Esse cenário do macrocosmo é refletido
no microcosmo pantaneiro investigado. Vale salientar, que contraditoriamente
[ou não] a dieta alimentar da comunidade é regada fortemente pela carne bovina
(Figura 07). A mesma que tem impulsionado tantos conflitos.
Figura 7: consumo de carne vermelha
Foto: Michelle Jaber
Ligada a essa questão
de disputa pela terra, alguns moradores apontaram a criação da RPPN
SESC-PANTANAL como um problema. Segundo as narrativas a criação da RPPN (que
englobou quatro grandes fazendas da região) dificultou em alguns pontos a vida
da comunidade, dentre eles: muitos perderam a possibilidade de aumentar a renda
trabalhando temporariamente nas fazendas e o local para colocar o gado em
épocas de cheia (a área da RPPN é mais alta que a área da comunidade).

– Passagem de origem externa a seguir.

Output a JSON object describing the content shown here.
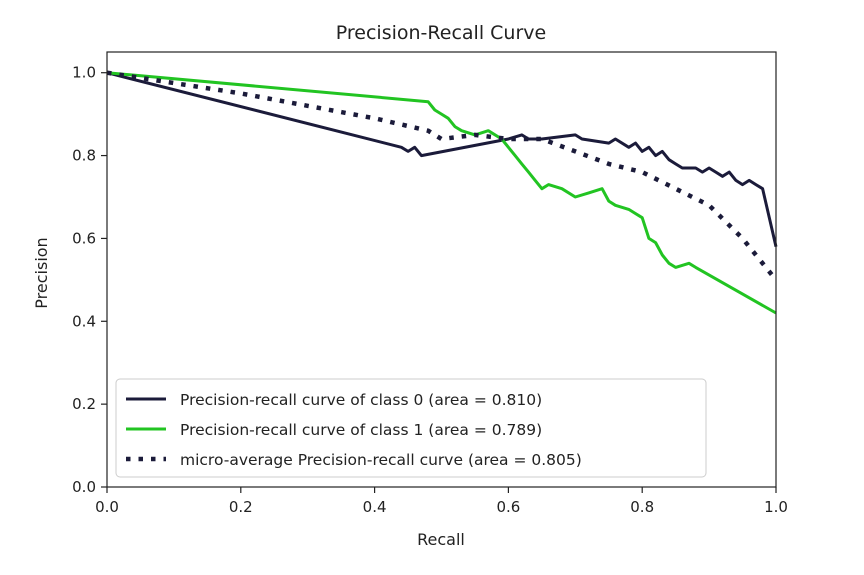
{
  "chart_data": {
    "type": "line",
    "title": "Precision-Recall Curve",
    "xlabel": "Recall",
    "ylabel": "Precision",
    "xlim": [
      0.0,
      1.0
    ],
    "ylim": [
      0.0,
      1.05
    ],
    "xticks": [
      "0.0",
      "0.2",
      "0.4",
      "0.6",
      "0.8",
      "1.0"
    ],
    "yticks": [
      "0.0",
      "0.2",
      "0.4",
      "0.6",
      "0.8",
      "1.0"
    ],
    "grid": false,
    "legend_position": "lower-left",
    "series": [
      {
        "name": "Precision-recall curve of class 0 (area = 0.810)",
        "color": "#1b1b3a",
        "style": "solid",
        "x": [
          0.0,
          0.44,
          0.45,
          0.46,
          0.47,
          0.6,
          0.62,
          0.63,
          0.65,
          0.7,
          0.71,
          0.75,
          0.76,
          0.78,
          0.79,
          0.8,
          0.81,
          0.82,
          0.83,
          0.84,
          0.85,
          0.86,
          0.88,
          0.89,
          0.9,
          0.91,
          0.92,
          0.93,
          0.94,
          0.95,
          0.96,
          0.97,
          0.98,
          1.0
        ],
        "y": [
          1.0,
          0.82,
          0.81,
          0.82,
          0.8,
          0.84,
          0.85,
          0.84,
          0.84,
          0.85,
          0.84,
          0.83,
          0.84,
          0.82,
          0.83,
          0.81,
          0.82,
          0.8,
          0.81,
          0.79,
          0.78,
          0.77,
          0.77,
          0.76,
          0.77,
          0.76,
          0.75,
          0.76,
          0.74,
          0.73,
          0.74,
          0.73,
          0.72,
          0.58
        ]
      },
      {
        "name": "Precision-recall curve of class 1 (area = 0.789)",
        "color": "#22c422",
        "style": "solid",
        "x": [
          0.0,
          0.48,
          0.49,
          0.5,
          0.51,
          0.52,
          0.53,
          0.55,
          0.57,
          0.59,
          0.6,
          0.61,
          0.62,
          0.63,
          0.64,
          0.65,
          0.66,
          0.68,
          0.7,
          0.72,
          0.74,
          0.75,
          0.76,
          0.78,
          0.8,
          0.81,
          0.82,
          0.83,
          0.84,
          0.85,
          0.87,
          0.88,
          1.0
        ],
        "y": [
          1.0,
          0.93,
          0.91,
          0.9,
          0.89,
          0.87,
          0.86,
          0.85,
          0.86,
          0.84,
          0.82,
          0.8,
          0.78,
          0.76,
          0.74,
          0.72,
          0.73,
          0.72,
          0.7,
          0.71,
          0.72,
          0.69,
          0.68,
          0.67,
          0.65,
          0.6,
          0.59,
          0.56,
          0.54,
          0.53,
          0.54,
          0.53,
          0.42
        ]
      },
      {
        "name": "micro-average Precision-recall curve (area = 0.805)",
        "color": "#1b1b3a",
        "style": "dotted",
        "x": [
          0.0,
          0.2,
          0.4,
          0.48,
          0.5,
          0.55,
          0.6,
          0.65,
          0.7,
          0.75,
          0.8,
          0.85,
          0.9,
          0.95,
          1.0
        ],
        "y": [
          1.0,
          0.95,
          0.89,
          0.86,
          0.84,
          0.85,
          0.84,
          0.84,
          0.81,
          0.78,
          0.76,
          0.72,
          0.68,
          0.6,
          0.5
        ]
      }
    ]
  }
}
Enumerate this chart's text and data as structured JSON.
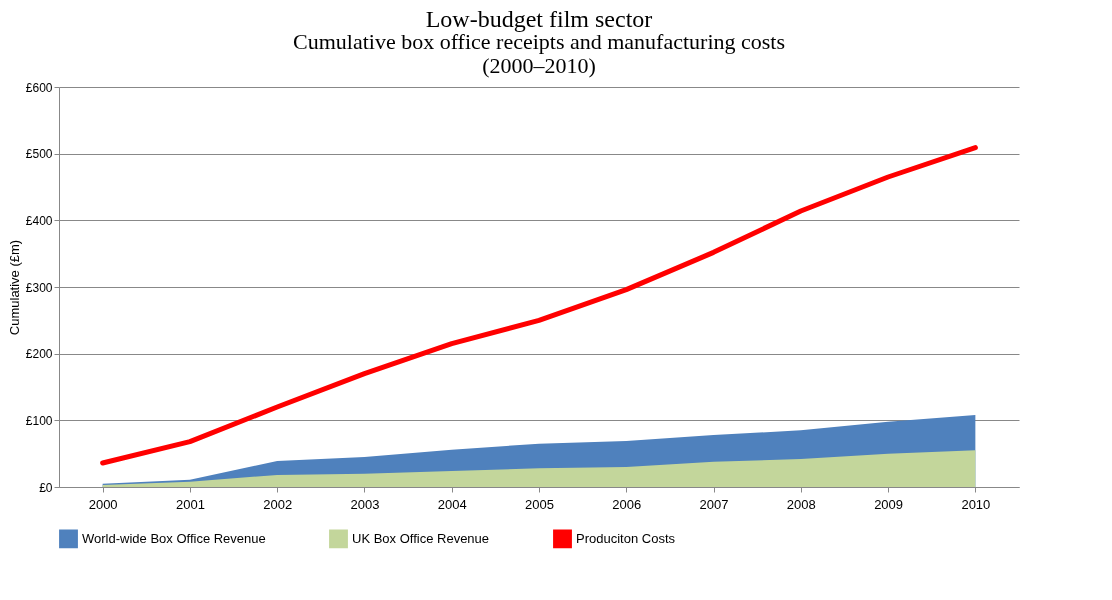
{
  "chart_data": {
    "type": "area",
    "title": "Low-budget film sector",
    "subtitle": [
      "Cumulative box office receipts and manufacturing costs",
      "(2000–2010)"
    ],
    "ylabel": "Cumulative (£m)",
    "categories": [
      "2000",
      "2001",
      "2002",
      "2003",
      "2004",
      "2005",
      "2006",
      "2007",
      "2008",
      "2009",
      "2010"
    ],
    "series": [
      {
        "name": "World-wide Box Office Revenue",
        "color": "#4f81bd",
        "values": [
          5,
          11,
          39,
          45,
          56,
          65,
          69,
          78,
          85,
          98,
          108
        ]
      },
      {
        "name": "UK Box Office Revenue",
        "color": "#c3d69b",
        "values": [
          3,
          8,
          18,
          20,
          24,
          28,
          30,
          38,
          42,
          50,
          55
        ]
      },
      {
        "name": "Produciton Costs",
        "type": "line",
        "color": "#ff0000",
        "values": [
          36,
          68,
          120,
          170,
          215,
          250,
          296,
          352,
          414,
          465,
          509
        ]
      }
    ],
    "ylim": [
      0,
      600
    ],
    "yticks": [
      {
        "value": 0,
        "label": "£0"
      },
      {
        "value": 100,
        "label": "£100"
      },
      {
        "value": 200,
        "label": "£200"
      },
      {
        "value": 300,
        "label": "£300"
      },
      {
        "value": 400,
        "label": "£400"
      },
      {
        "value": 500,
        "label": "£500"
      },
      {
        "value": 600,
        "label": "£600"
      }
    ],
    "grid": "y",
    "legend": "bottom"
  }
}
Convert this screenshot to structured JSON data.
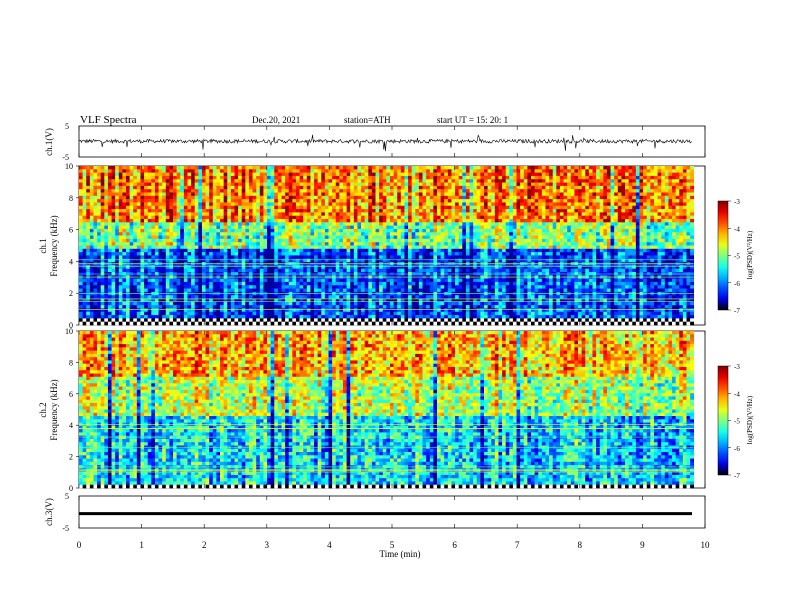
{
  "header": {
    "title": "VLF  Spectra",
    "date": "Dec.20, 2021",
    "station": "station=ATH",
    "start": "start  UT  =    15: 20: 1"
  },
  "chart_data": [
    {
      "type": "line",
      "panel": "ch1_waveform",
      "ylabel": "ch.1(V)",
      "ylim": [
        -5,
        5
      ],
      "yticks": [
        "5",
        "-5"
      ],
      "xlim": [
        0,
        10
      ],
      "baseline": 0.1,
      "noise_amplitude": 0.6,
      "spikes_min": -3.2,
      "spikes_max": 2.4
    },
    {
      "type": "heatmap",
      "panel": "ch1_spectrogram",
      "ylabel": "ch.1\nFrequency (kHz)",
      "ylabel_line1": "ch.1",
      "ylabel_line2": "Frequency (kHz)",
      "xlim": [
        0,
        9.82
      ],
      "ylim": [
        0,
        10
      ],
      "yticks": [
        "0",
        "2",
        "4",
        "6",
        "8",
        "10"
      ],
      "colorbar": {
        "label": "log(PSD)(V²/Hz)",
        "range": [
          -7,
          -3
        ],
        "ticks": [
          "-3",
          "-4",
          "-5",
          "-6",
          "-7"
        ]
      },
      "bands_khz": [
        {
          "from": 0.0,
          "to": 0.5,
          "level": "black/white"
        },
        {
          "from": 0.5,
          "to": 4.8,
          "level": -6.2
        },
        {
          "from": 4.8,
          "to": 6.5,
          "level": -5.0
        },
        {
          "from": 6.5,
          "to": 10.0,
          "level": -4.0
        }
      ]
    },
    {
      "type": "heatmap",
      "panel": "ch2_spectrogram",
      "ylabel": "ch.2\nFrequency (kHz)",
      "ylabel_line1": "ch.2",
      "ylabel_line2": "Frequency (kHz)",
      "xlim": [
        0,
        9.82
      ],
      "ylim": [
        0,
        10
      ],
      "yticks": [
        "0",
        "2",
        "4",
        "6",
        "8",
        "10"
      ],
      "colorbar": {
        "label": "log(PSD)(V²/Hz)",
        "range": [
          -7,
          -3
        ],
        "ticks": [
          "-3",
          "-4",
          "-5",
          "-6",
          "-7"
        ]
      },
      "bands_khz": [
        {
          "from": 0.0,
          "to": 0.3,
          "level": "black/white"
        },
        {
          "from": 0.3,
          "to": 4.5,
          "level": -5.6
        },
        {
          "from": 4.5,
          "to": 7.0,
          "level": -4.8
        },
        {
          "from": 7.0,
          "to": 10.0,
          "level": -4.2
        }
      ]
    },
    {
      "type": "line",
      "panel": "ch3_waveform",
      "ylabel": "ch.3(V)",
      "ylim": [
        -5,
        5
      ],
      "yticks": [
        "5",
        "-5"
      ],
      "xlim": [
        0,
        10
      ],
      "baseline": -0.5,
      "xlabel": "Time  (min)",
      "xticks": [
        "0",
        "1",
        "2",
        "3",
        "4",
        "5",
        "6",
        "7",
        "8",
        "9",
        "10"
      ]
    }
  ]
}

Vale registrar que alguns dos entrevistados
avaliaram a instalação da RPPN Sesc-Pantanal como positiva. Os motivos
apontados foram justamente na geração de emprego, mas sobremaneira no apoio a
projeto como a produção de mel de abelha na comunidade de Pimenteira ofertado
pelo SESC à comunidade.
As relações de
gênero se fazem presentes em Joselândia, assim como qualquer outro lugar. Parte das entrevistas deveria responder
sobre o histórico de vida da mulher em Joselândia, por isso as entrevistas com
as mais idosas foram muito importantes, pois, elas representaram a memória
coletiva (BOSI, 2003) da gênese feminina na comunidade, que no pensamento
bachelardiano corresponde à “água”, princípio de tudo, da constituição original
do conhecimento da vivência no território de Joselândia que é também
significativamente imersa nesse elemento boa parte do ano.
Essas mulheres
partilham concepções com as comunidades às quais pertencem, nas quais os seres
humanos e animais, em correlação com espíritos da natureza e o dito meio ambiente,
não estão separados, nem separados da vida social, nem tampouco são reduzidos à
condição de suporte, ou se prestam a ser matéria-prima para a vida humana, mas
fazem parte desta (TORNQUIST, LISBOA e MONTESYMA, 2010, p.65).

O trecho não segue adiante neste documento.